Policies and rights frameworks regarding sexual orientation and gender identity in military service have been identified as reformist reforms that gained popularity among reformist sectors of the gay and lesbian community since the election of Bill Clinton in 1992. Harm and violence to gay and lesbian people within the military has been recognized as pervasive. At the same time, as described by scholar Nicola Field, "the discipline of capitalist military forces means that even if they allow lesbians and gays to serve, they cannot suddenly become a force for freedom, equality, and liberation".

Gay marriage laws have been identified as an example of a reformist reform because it "leaves intact institutions of state violence by 'rejecting those objectives and demands—however deep the need for them—which are incompatible with the system". Although gay marriage has been recognized as providing important rights and protections to gay people, "it does not contest the violences imposed by institutionalized heteropatriarchy, including the police killings of transgender women of color". In other words, gay marriage laws have been identified as reformist reforms because they do not strive to eradicate the institutionalization of marriage law itself which perpetuates cisheteropatriarchal violence, but rather extends it.

== Non-reformist reform examples ==
The prison abolition movement and empowering of communities to engage in restorative practices function as an example of non-reformist reform by activists such as Mariame Kaba. Kaba states that non-reformist reform in this regard would mean the creation of a new structure that "will allow people to feel safe, have their needs met, on our way to an abolitionist end".

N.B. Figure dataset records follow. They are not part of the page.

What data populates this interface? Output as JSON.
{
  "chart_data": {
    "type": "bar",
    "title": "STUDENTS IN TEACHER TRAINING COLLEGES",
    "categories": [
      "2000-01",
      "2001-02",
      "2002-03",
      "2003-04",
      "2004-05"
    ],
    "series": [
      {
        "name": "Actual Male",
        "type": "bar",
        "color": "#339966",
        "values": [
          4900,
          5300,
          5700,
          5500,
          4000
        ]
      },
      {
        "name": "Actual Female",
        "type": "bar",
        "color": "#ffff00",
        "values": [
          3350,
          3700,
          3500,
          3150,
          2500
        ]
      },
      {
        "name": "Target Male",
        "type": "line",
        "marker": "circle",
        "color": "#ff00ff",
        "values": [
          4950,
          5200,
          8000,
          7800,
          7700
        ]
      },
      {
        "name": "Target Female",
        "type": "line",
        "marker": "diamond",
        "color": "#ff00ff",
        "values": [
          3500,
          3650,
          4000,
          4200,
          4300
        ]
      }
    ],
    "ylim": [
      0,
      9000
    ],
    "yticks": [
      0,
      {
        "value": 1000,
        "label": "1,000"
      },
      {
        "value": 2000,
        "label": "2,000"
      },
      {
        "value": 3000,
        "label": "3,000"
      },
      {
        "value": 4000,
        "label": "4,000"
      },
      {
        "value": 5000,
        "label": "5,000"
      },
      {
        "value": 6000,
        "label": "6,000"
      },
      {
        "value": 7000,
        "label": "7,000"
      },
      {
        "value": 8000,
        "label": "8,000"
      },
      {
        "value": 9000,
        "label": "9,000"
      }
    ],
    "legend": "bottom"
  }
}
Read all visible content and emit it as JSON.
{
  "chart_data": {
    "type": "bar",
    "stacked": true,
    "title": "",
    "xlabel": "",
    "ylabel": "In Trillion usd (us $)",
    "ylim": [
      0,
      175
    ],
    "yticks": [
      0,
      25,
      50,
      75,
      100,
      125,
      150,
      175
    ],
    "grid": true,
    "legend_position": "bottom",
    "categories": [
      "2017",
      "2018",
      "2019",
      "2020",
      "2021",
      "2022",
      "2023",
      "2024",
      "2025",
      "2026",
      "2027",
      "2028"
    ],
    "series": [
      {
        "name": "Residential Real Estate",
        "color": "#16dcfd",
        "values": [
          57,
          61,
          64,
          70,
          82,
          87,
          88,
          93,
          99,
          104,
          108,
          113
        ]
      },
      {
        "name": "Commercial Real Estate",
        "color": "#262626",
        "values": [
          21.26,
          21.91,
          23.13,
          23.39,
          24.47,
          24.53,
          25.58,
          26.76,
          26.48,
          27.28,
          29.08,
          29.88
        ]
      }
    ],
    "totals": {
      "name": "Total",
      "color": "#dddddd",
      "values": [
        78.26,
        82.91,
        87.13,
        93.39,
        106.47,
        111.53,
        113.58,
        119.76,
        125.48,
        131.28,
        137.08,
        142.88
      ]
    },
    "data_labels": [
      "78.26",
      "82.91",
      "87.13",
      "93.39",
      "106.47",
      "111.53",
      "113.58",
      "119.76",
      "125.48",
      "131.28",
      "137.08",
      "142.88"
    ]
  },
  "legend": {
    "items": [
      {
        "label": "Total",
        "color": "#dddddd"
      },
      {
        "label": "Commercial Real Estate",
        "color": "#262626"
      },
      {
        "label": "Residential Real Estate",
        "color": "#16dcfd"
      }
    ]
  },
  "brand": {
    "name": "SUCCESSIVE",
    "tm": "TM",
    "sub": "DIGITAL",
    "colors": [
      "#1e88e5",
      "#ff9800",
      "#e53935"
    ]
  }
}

Degrowth has been proposed as an example of a non-reformist approach to transforming capitalist society. Petridis, Muraca and Kallis identify that the gradual implementation of "environmental policies (resource and caps, extraction limits), social policies (basic income, maximum income, social security guarantees, reduced working hours), and economic proposals (social enterprises and cooperative firms, ethical banks, environmental taxation)" as well as more transformative proposals such as "the restriction on advertisement and the creation of commerce-free zones" are non-reformist steps to transferring from capitalist society to a degrowth society.

Individual and collectivist challenges to the hegemony of the private car have been proposed as examples of non-reformist reforms intended to create "a more socially just and environmentally sustainable world". Eliminating one's driving in favor of a bicycle is an example of a non-reformist approach on an individual level. Expanding public transportation services and restricting individual automobile use has been proposed as an example of a non-reformist reform on a collectivist level.

In a hypothetical example, scholar Brian Martin states "a strike for higher wages might simply buy off discontent and solidify capitalist control: it is a reform that strengthens the system. In contrast, pushing for greater worker control over shop-floor decisions can lay the basis for further worker initiatives: it is an example of non-reformist reform".